A flawed aspect of the system is the design of the disk repair utility. A regular bootup involves running the scavenger process to scan every page on the disk, construct a B-tree on the unique-id attribute for indexing and reclaim space that is not marked to belong to a permanent file. In an attempt to be complete, they also have hooks for executing a set of user-defined processes for each page to take care of the logical consistency of the pages. I strongly believe that booting up this system would take a lot of time.

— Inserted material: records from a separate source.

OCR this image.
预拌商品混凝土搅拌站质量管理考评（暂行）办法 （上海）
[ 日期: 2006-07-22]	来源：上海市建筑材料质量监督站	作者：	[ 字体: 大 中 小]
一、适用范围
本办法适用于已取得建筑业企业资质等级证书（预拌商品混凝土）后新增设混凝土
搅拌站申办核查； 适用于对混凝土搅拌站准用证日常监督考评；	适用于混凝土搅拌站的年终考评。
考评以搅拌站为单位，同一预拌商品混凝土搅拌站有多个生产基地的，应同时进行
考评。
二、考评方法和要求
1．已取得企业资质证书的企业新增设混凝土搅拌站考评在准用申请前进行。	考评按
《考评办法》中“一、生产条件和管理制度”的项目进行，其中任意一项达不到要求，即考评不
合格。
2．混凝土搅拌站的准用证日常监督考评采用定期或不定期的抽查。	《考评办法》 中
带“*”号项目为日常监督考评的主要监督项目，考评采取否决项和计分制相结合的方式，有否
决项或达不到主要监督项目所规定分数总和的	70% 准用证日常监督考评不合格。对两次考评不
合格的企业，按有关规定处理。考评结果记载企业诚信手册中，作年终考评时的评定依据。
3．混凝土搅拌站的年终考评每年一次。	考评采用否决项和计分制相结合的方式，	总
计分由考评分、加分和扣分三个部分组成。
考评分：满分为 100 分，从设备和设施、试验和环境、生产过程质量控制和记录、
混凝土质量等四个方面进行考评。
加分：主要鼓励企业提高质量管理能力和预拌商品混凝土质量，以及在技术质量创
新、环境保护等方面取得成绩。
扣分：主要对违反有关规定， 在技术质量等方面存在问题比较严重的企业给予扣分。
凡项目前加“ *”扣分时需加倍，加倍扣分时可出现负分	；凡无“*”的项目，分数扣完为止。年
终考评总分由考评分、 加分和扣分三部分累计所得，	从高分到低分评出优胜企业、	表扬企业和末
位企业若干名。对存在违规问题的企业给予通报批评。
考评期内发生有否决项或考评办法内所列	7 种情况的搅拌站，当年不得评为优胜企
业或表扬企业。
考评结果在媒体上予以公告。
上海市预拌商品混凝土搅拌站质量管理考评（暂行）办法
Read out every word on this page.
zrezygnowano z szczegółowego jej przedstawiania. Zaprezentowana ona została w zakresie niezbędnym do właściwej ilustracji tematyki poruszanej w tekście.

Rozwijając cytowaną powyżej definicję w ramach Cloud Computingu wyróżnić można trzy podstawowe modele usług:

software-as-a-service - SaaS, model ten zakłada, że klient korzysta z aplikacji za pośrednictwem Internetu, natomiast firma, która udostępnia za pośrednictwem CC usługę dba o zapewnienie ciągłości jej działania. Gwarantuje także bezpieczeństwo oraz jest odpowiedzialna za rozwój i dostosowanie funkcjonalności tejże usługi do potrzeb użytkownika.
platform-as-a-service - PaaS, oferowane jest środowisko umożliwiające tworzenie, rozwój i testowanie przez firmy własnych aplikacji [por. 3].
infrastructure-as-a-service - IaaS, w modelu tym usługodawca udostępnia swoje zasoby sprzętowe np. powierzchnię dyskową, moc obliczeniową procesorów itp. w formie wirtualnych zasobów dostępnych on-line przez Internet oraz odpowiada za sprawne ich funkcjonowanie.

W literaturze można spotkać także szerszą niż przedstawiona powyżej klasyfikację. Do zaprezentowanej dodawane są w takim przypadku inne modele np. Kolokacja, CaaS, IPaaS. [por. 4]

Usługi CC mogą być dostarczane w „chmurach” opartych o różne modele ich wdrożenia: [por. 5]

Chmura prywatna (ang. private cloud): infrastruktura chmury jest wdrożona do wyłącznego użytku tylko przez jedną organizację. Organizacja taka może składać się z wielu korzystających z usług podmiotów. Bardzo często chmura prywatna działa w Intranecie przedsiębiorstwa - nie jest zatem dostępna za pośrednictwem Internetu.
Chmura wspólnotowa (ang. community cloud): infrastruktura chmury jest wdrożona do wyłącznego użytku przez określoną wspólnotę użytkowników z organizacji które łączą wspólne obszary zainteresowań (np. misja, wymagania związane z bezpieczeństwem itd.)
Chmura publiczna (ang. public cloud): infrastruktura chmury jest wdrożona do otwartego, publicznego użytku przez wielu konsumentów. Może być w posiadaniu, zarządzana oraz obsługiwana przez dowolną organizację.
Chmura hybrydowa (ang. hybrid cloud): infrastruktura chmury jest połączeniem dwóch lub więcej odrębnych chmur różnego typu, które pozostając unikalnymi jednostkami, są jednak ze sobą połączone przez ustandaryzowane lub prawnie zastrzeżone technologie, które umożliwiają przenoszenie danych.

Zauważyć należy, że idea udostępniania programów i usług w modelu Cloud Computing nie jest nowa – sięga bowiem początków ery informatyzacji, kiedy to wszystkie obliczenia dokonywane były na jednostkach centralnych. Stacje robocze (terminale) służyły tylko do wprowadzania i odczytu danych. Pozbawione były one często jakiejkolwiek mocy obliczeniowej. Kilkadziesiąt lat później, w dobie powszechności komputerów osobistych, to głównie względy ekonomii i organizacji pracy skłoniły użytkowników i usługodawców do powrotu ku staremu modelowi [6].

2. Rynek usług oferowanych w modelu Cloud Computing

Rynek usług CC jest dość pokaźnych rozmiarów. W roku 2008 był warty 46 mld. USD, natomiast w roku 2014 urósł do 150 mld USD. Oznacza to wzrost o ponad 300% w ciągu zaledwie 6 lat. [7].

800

I think that an unusual part of the design was integrating the Mesa language in the operating system. This tight coupling has certain advantages, like the ability to save the complete state of the applications and debug them in a different machine. However, this severely restricts the applications that can run on the system, at a time when languages like FORTRAN, PL/I and COBOL existed for more than a decade and had proved to be popular for certain application domains. Finally, it is hinted that Mesa is a language that requires a software virtual machine, for example in references to "microcode", that allow programs to remain portable between different computers. If this conjecture holds, this might impose an overhead which is unacceptable in the early 80's.